Originally posted by boncho
9. Timmy brings a pack of matches to school, another kid tattles on him, you tell him you aren't gonna tell his parents but then you do.

Who is in the wrong here and why?


First of all, if Timmy brought a pack of matches to school, I would call his parents myself. Most likely Timmy meant nothing malicious; kids are curious creatures and like to show others theh things that fascinate them. I wouldn't assume Timmy was a raving pyromaniac intent on burning down the school unless there were other warning signs.

After the phone call, depending on the group of kids, we might have a talk about the dangers of playing with matches.

I would never tell a child something, then turn around and do the opposite. It would undermine the child's trust in me, and that trust is very important.



That's good.

The trust thing was all that I was looking for. There are a lot of teachers that don't care about the kids as long as they are following protocol or getting what they want out of them. A bit of a loaded question, but you hit the key notes I was pondering.

One last thing though, what about the boy who tattled?

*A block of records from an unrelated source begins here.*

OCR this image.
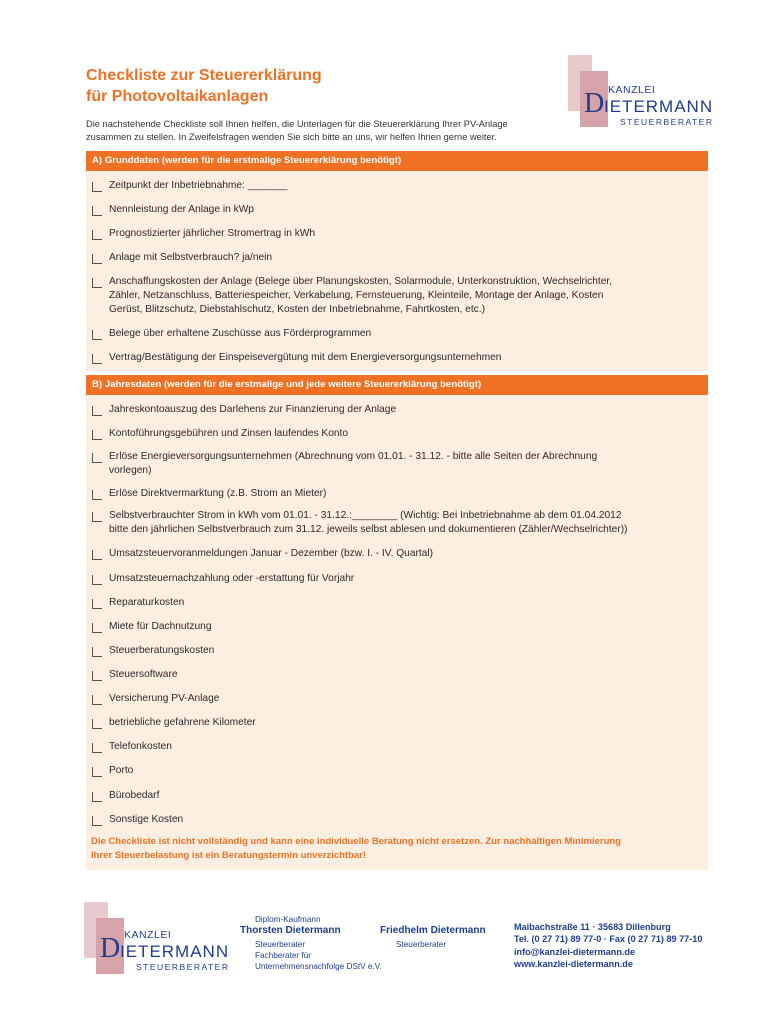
Checkliste zur Steuererklärung
für Photovoltaikanlagen
Die nachstehende Checkliste soll Ihnen helfen, die Unterlagen für die Steuererklärung Ihrer PV-Anlage
zusammen zu stellen. In Zweifelsfragen wenden Sie sich bitte an uns, wir helfen Ihnen gerne weiter.
KANZLEI
D IETERMANN
STEUERBERATER
A) Grunddaten (werden für die erstmalige Steuererklärung benötigt)
Zeitpunkt der Inbetriebnahme: _______
Nennleistung der Anlage in kWp
Prognostizierter jährlicher Stromertrag in kWh
Anlage mit Selbstverbrauch? ja/nein
Anschaffungskosten der Anlage (Belege über Planungskosten, Solarmodule, Unterkonstruktion, Wechselrichter,
Zähler, Netzanschluss, Batteriespeicher, Verkabelung, Fernsteuerung, Kleinteile, Montage der Anlage, Kosten
Gerüst, Blitzschutz, Diebstahlschutz, Kosten der Inbetriebnahme, Fahrtkosten, etc.)
Belege über erhaltene Zuschüsse aus Förderprogrammen
Vertrag/Bestätigung der Einspeisevergütung mit dem Energieversorgungsunternehmen
B) Jahresdaten (werden für die erstmalige und jede weitere Steuererklärung benötigt)
Jahreskontoauszug des Darlehens zur Finanzierung der Anlage
Kontoführungsgebühren und Zinsen laufendes Konto
Erlöse Energieversorgungsunternehmen (Abrechnung vom 01.01. - 31.12. - bitte alle Seiten der Abrechnung
vorlegen)
Erlöse Direktvermarktung (z.B. Strom an Mieter)
Selbstverbrauchter Strom in kWh vom 01.01. - 31.12.:________ (Wichtig: Bei Inbetriebnahme ab dem 01.04.2012
bitte den jährlichen Selbstverbrauch zum 31.12. jeweils selbst ablesen und dokumentieren (Zähler/Wechselrichter))
Umsatzsteuervoranmeldungen Januar - Dezember (bzw. I. - IV. Quartal)
Umsatzsteuernachzahlung oder -erstattung für Vorjahr
Reparaturkosten
Miete für Dachnutzung
Steuerberatungskosten
Steuersoftware
Versicherung PV-Anlage
betriebliche gefahrene Kilometer
Telefonkosten
Porto
Bürobedarf
Sonstige Kosten
Die Checkliste ist nicht vollständig und kann eine individuelle Beratung nicht ersetzen. Zur nachhaltigen Minimierung
Ihrer Steuerbelastung ist ein Beratungstermin unverzichtbar!
KANZLEI
D IETERMANN
STEUERBERATER
Diplom-Kaufmann
Thorsten Dietermann
Steuerberater
Fachberater für
Unternehmensnachfolge DStV e.V.
Friedhelm Dietermann
Steuerberater
Maibachstraße 11 · 35683 Dillenburg
Tel. (0 27 71) 89 77-0 · Fax (0 27 71) 89 77-10
info@kanzlei-dietermann.de
www.kanzlei-dietermann.de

What do you think his motivations were for tattling? I know we teach kids to report things to teachers, but in one scenario, what if the kid who tattled was also the kid who told the other to bring the matches to school? How many teachers would consider that type of scenario?

Some kids look for ways to get others in trouble if they don't like them, and some kids take the full brunt of the blame when they shouldn't.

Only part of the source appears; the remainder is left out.